Lo spread è un imbroglio! (ma LoL)

I segnali dell'avvicinarsi della fine del mondo, prevista come sappiamo il 21 dicembre prossimo,  continuano a riproporsi come i fagioli messicani cucinati al microonde (provateci se non ci credete): il fatto inquietante che io scriva questo post il 12-12-12 già da solo basterebbe per cacarsi allegramente addosso (con la collaborazione dei fagioli messicani, ovviamente), ma c'è dell'altro.

Un noto uomo politico italiano ha affermato, recentemente, che lo spread (ovvero il differenziale di rendimento tra la carta straccia italiana e la carta buona tedesca) sarebbe un imbroglio del quale a noi non dovrebbe importare nulla. Ok, basta aggiungere che il "noto uomo politico" in questione è Silvio Berlusconi e tutti noi prendiamo la faccenda con una risatina, ma...

...ma LoL! Un politico che ci viene a dire che lo spread è un imbroglio non può essere definito altrimenti che come un segnale - appunto - dell'incombente avverarsi della profezia Maya.

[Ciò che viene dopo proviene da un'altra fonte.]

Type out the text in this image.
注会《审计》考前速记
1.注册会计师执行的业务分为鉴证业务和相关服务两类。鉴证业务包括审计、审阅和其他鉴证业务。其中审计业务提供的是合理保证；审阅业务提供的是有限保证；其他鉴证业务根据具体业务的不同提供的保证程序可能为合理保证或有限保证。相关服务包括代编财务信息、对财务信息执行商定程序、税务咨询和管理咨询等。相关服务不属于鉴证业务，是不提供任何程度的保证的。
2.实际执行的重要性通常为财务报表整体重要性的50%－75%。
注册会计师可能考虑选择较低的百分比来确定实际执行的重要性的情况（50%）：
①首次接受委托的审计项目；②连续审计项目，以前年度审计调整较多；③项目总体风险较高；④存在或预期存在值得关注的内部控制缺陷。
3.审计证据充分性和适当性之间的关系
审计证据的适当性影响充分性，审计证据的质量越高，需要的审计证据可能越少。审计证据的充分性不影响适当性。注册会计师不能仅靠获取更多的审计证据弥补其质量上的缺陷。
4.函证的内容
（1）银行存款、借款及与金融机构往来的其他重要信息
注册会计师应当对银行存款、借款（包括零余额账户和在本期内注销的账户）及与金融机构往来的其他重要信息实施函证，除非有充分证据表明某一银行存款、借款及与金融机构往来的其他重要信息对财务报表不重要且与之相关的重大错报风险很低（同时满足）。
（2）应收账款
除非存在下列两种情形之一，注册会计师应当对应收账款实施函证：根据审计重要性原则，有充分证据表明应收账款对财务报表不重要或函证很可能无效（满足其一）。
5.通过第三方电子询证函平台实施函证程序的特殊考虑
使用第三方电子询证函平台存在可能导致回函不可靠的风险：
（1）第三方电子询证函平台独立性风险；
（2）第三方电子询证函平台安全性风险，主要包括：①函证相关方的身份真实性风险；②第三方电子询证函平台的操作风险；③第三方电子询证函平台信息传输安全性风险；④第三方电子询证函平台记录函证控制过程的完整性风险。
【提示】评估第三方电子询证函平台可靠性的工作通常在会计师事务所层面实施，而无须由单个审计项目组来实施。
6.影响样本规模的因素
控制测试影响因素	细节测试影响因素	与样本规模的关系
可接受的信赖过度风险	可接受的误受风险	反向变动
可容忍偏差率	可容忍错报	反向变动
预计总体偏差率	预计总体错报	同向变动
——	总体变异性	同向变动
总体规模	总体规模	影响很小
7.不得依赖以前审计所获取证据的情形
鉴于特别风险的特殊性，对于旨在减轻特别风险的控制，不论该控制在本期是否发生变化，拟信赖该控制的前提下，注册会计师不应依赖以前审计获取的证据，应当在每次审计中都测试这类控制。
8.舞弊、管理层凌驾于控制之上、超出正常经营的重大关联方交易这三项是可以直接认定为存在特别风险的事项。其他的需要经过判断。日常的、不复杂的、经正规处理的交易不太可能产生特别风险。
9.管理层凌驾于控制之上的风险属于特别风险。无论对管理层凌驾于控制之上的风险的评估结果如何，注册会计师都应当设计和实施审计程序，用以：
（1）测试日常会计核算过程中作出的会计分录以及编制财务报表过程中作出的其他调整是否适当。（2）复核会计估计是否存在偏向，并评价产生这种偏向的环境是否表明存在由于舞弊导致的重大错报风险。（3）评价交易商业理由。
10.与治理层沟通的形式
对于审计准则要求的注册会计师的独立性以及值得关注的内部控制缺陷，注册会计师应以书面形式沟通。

E' come se un gommista ci dicesse che montare le gomme invernali entro il 15 novembre è una minchiata, o come se il dietologo volesse convincerci che le diete fai da te sono le migliori, o come se un attore porno sostenesse che per girare una scena hard l'erezione non è fondamentale.

Peccato (si fa per dire) non avere un conto in Banca Mediolanum, perchè sarei veramente curioso di chiedere ad un mio eventuale gestore personal se anche lui sia convinto che lo spread è un imbroglio: no, perchè se così fosse forse mi verrebbero in mente tante altre belle domande da fare. Cioè, per dire, prima della fine del mondo. Prevista per il 21 dicembre prossimo. Ma LoL.

Trova le differenze. Dai, che è facile.